In such a situation, the petitioner, being the contributor and also the creditor, holding debentures of the respondent company, wanted to either carry out the business of the respondent company independently by buying out the shares of the Indian promoters or leave the respondent company with the Indian promoters by selling their shares. However, the Indian promoters blatantly disagreed to both the options. Thus, without any other option left, the petitioner having exhausted all the alternative remedies, have now moved forward for the winding up of the respondent company. In case where there are two shareholders and two directors with an animosity between them which would come in the way of proper functioning of the Company and would also affect the smooth management of the affairs of the Company, it would be in the interest of the parties to resolve the impasse by either of the parties buying the shares of the other party upon a fair valuation of the shares to be done by an independent, neutral valuer. In case of the parties failing to abide by/ opting for such solutions it would be in the best interests of the Company to Wind Up as envisaged under Section 271(g) of the Companies Act, 20131 . Therefore, it is in the best interest of the petitioner to move forward with the winding up of the respondent company, wherein it has lost all the alternative remedies to resolve the dispute.

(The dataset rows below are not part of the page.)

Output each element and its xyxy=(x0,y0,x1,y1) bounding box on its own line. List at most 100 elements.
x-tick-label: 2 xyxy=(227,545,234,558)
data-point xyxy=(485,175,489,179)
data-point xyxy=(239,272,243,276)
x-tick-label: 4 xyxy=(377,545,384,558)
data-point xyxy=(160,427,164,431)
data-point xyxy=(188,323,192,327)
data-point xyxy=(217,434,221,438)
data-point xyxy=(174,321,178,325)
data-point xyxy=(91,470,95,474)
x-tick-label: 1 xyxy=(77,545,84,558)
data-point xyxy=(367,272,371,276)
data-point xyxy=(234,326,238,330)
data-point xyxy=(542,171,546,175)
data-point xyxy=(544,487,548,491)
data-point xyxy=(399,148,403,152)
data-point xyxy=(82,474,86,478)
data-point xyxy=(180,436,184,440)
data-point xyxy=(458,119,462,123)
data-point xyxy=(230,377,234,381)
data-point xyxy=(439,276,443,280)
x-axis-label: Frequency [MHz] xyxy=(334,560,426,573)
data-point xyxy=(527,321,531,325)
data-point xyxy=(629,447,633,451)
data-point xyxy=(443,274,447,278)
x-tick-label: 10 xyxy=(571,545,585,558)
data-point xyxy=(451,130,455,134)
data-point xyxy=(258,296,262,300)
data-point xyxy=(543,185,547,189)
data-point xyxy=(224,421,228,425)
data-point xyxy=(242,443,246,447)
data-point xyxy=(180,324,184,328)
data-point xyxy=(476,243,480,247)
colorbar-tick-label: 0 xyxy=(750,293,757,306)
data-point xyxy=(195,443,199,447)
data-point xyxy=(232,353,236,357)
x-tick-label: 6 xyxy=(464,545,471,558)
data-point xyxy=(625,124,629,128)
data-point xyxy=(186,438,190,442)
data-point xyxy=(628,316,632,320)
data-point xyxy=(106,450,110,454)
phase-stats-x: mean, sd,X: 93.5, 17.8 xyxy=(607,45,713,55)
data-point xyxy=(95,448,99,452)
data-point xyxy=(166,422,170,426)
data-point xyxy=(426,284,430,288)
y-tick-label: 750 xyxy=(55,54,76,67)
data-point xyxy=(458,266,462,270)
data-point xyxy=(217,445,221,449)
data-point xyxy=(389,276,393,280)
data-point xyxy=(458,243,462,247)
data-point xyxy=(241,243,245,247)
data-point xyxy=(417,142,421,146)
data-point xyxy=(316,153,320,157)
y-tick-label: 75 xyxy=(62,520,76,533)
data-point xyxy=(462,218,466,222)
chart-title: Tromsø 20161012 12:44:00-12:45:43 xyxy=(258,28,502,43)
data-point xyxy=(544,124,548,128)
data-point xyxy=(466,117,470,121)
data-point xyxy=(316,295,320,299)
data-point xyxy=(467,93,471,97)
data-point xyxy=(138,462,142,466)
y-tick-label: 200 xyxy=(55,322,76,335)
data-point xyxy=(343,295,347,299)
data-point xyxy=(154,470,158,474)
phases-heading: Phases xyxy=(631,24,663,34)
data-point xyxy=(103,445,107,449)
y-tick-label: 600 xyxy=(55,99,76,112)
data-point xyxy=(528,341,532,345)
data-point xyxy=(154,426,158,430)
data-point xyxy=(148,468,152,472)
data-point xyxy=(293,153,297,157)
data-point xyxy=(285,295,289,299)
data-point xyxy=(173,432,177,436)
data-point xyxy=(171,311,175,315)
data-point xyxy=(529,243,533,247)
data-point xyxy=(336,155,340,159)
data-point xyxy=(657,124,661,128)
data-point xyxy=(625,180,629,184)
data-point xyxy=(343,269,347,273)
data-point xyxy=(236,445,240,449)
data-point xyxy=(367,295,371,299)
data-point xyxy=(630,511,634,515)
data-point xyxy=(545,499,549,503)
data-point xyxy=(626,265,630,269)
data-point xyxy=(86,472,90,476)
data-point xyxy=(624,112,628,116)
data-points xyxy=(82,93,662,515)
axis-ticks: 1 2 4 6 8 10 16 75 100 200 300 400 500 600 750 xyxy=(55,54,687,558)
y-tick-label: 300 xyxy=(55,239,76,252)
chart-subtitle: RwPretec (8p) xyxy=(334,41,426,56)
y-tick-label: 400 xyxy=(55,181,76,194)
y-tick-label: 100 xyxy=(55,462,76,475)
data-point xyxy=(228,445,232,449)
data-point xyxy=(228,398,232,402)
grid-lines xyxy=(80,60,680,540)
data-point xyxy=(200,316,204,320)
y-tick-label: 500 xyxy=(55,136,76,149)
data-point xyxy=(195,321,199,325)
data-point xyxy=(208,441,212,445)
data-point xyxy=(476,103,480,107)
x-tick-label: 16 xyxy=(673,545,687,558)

In such a scenario, wherein the respondent company has lost all its business, leading to losing its substratum and having complete deadlock in the affairs, such that it is just and equitable to be wound up, herein the winding up petition has to be filed under Section 271 (g) of the Companies Act, 2013. It is a settled principle of law that where there are two primary factions of shareholders, the same is in the nature of quasi partnerships and therefore, in case of either of the partners failing to perform its obligation as contemplated per the understanding between the partners, it is not possible for the business to run in an efficient manner. In such a scenario, where there are instances of mismanagement and mis-handlings in the affairs of the respondent company, i.e. if there are financial irregularities, no new business was being generated and the statutory records were not efficiently managed, leading to the respondent company losing all its contracts and left with no other business. Therefore, it is a case of loss of substratum of the respondent company, where there is no possibility of reviving the respondent company back into the business. Moreover, in view of the justifiable loss of confidence amongst the two factions of shareholders, existence of the lack of office property, deadlock in the affairs of the Company and the failure of substratum are reasonable grounds for the petitioner to seek winding up of the respondent company under the provision of section 271(g) of the Companies Act, 2013.